How to buy a house even if you have bad credit
The decision to purchase a house is an important life choice that most us will make at some point in our lives. Unfortunately for a lot of folks this life long dream won’t come easy. Life circumstances such as student loans, credit card debt, and even the occasional missed payment can substantially lower credit score, significantly reducing chances of securing a mortgage loan. Although, purchasing a home with low or bad credit won’t be easy, all hope is not lost. We have compiled tips below on how to buy a house even if you have bad credit.
- Evaluate Your Situation. If you have bad credit, work to fix it. Thoroughly check your credit report from all 3 major credit bureaus. Even if you don’t have delinquent accounts, there could still be something you’re unaware of that’s hurting your credit score. If there are derogatory marks on your credit report based on information that is false you can dispute it. Credit agencies are required by law to investigate your complaint within 30 days. If successful, removing them can substantially boost your credit score.

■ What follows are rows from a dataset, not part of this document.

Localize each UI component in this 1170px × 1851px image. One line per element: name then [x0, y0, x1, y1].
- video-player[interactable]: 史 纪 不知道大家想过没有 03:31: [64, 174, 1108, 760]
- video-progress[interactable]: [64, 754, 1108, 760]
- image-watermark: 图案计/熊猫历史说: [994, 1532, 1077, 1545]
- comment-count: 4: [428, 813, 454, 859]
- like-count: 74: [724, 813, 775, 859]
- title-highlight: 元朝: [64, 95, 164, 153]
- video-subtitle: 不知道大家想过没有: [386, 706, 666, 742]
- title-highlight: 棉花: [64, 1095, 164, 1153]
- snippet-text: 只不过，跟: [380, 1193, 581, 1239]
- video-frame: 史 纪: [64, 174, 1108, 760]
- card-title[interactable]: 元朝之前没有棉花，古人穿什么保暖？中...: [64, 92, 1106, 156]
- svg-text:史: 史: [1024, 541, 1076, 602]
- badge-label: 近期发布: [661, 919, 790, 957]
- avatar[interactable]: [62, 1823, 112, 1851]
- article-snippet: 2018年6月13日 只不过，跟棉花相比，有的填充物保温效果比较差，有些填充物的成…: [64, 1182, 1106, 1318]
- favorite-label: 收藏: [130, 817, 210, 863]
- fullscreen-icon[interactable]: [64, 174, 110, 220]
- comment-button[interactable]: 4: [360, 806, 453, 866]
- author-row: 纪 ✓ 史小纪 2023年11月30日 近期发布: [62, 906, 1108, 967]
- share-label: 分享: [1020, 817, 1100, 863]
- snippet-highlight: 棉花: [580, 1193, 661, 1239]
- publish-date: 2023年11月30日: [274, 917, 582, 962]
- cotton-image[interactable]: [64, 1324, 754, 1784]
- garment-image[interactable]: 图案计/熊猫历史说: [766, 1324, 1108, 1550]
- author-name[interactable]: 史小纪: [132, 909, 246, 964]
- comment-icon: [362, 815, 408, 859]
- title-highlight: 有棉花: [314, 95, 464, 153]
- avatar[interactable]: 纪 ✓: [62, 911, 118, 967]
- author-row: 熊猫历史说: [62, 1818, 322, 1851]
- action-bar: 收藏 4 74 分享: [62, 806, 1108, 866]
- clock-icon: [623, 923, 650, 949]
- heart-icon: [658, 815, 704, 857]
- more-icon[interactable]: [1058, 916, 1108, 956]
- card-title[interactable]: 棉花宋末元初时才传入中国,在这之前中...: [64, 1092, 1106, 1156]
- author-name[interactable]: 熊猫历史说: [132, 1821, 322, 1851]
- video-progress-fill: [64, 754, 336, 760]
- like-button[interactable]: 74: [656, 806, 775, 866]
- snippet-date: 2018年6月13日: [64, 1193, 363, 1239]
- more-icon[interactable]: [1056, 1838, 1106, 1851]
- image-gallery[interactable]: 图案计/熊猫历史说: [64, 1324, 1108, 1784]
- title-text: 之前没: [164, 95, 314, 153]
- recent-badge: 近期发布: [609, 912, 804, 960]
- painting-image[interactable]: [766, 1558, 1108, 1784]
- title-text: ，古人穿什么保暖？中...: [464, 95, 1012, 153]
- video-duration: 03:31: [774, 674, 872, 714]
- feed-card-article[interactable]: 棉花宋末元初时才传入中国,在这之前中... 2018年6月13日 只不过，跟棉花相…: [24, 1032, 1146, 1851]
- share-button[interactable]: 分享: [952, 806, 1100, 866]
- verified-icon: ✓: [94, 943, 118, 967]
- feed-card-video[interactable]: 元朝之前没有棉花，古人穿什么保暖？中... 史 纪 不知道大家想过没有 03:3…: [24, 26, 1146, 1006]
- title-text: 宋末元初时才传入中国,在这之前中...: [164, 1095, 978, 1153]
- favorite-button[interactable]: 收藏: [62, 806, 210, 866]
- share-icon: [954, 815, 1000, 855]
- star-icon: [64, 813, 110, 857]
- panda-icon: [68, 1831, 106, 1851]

- If you have low credit score then it will be necessary for you to have a bigger down payment. When you make a large down payment this shows lenders that you are able to handle the loan despite your low credit score. Be prepared to put down at least 20% of the cost of the house. Keep in mind you will have closing costs as well.
- Research federal mortgage loans. Work with lenders that specialize in The Federal Housing Administration and the Veteran’s Administration loans. They offer low down payments and do not require a large down payment. You may be able to get approved even with a credit score as low as 580 as long as you make a down payment of at least 3.5%. Work with a realtor that will help you understand both advantages and disadvantages of an FHA loan.

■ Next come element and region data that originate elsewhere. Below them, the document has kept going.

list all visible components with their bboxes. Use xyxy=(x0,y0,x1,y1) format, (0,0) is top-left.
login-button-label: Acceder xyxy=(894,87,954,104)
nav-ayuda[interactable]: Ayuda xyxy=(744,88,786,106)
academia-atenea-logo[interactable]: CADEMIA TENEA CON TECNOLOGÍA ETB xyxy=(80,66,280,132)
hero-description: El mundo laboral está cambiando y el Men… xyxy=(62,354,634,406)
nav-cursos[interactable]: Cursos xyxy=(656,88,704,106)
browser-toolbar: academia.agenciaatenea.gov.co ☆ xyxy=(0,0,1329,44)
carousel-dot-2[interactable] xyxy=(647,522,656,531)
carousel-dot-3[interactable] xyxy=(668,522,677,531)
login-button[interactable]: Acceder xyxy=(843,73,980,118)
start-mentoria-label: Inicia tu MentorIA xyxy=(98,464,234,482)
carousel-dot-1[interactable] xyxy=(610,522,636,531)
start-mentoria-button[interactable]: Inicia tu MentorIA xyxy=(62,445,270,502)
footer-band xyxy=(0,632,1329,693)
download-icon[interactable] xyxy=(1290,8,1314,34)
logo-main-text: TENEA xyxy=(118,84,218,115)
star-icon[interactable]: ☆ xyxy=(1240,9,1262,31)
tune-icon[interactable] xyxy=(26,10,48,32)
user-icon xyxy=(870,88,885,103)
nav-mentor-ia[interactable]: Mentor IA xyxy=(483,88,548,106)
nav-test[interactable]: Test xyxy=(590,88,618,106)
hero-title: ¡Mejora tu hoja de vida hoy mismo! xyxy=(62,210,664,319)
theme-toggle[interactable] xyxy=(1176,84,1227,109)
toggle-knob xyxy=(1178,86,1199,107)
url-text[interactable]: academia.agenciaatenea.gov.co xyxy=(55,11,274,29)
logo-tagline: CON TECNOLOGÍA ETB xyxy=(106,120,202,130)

- Another great way of buying a property with low credit score is by getting a loan from someone you may already know. Getting a loan through private moneylenders can be easier than any of the steps on this list. This individual can be a family member, or a friend you might know that is willing to lend you the money to purchase this property and in return you would pay for the home with a loan based on the terms accepted by both parties.
- Work with a landlord that may offer you to lease the property with an option to buy. In a lease-option, the landlord and tenant make an agreement that at the end of a specified period, the tenant has the option to now purchase the property.
- Seller financing allows the buyer to make direct payments to the seller until the property is paid off. In a seller-financing situation, the seller lends the buyer the money for the purchase under a contracted interest rate, repayment schedule and consequences of default.
- Another possible option for purchasing a house with low credit score is by assuming an existing mortgage. By assuming an existing mortgage, the buyer takes on the rate, repayment period, current principal balance and other terms of the seller’s existing mortgage instead of obtaining a brand-new mortgage.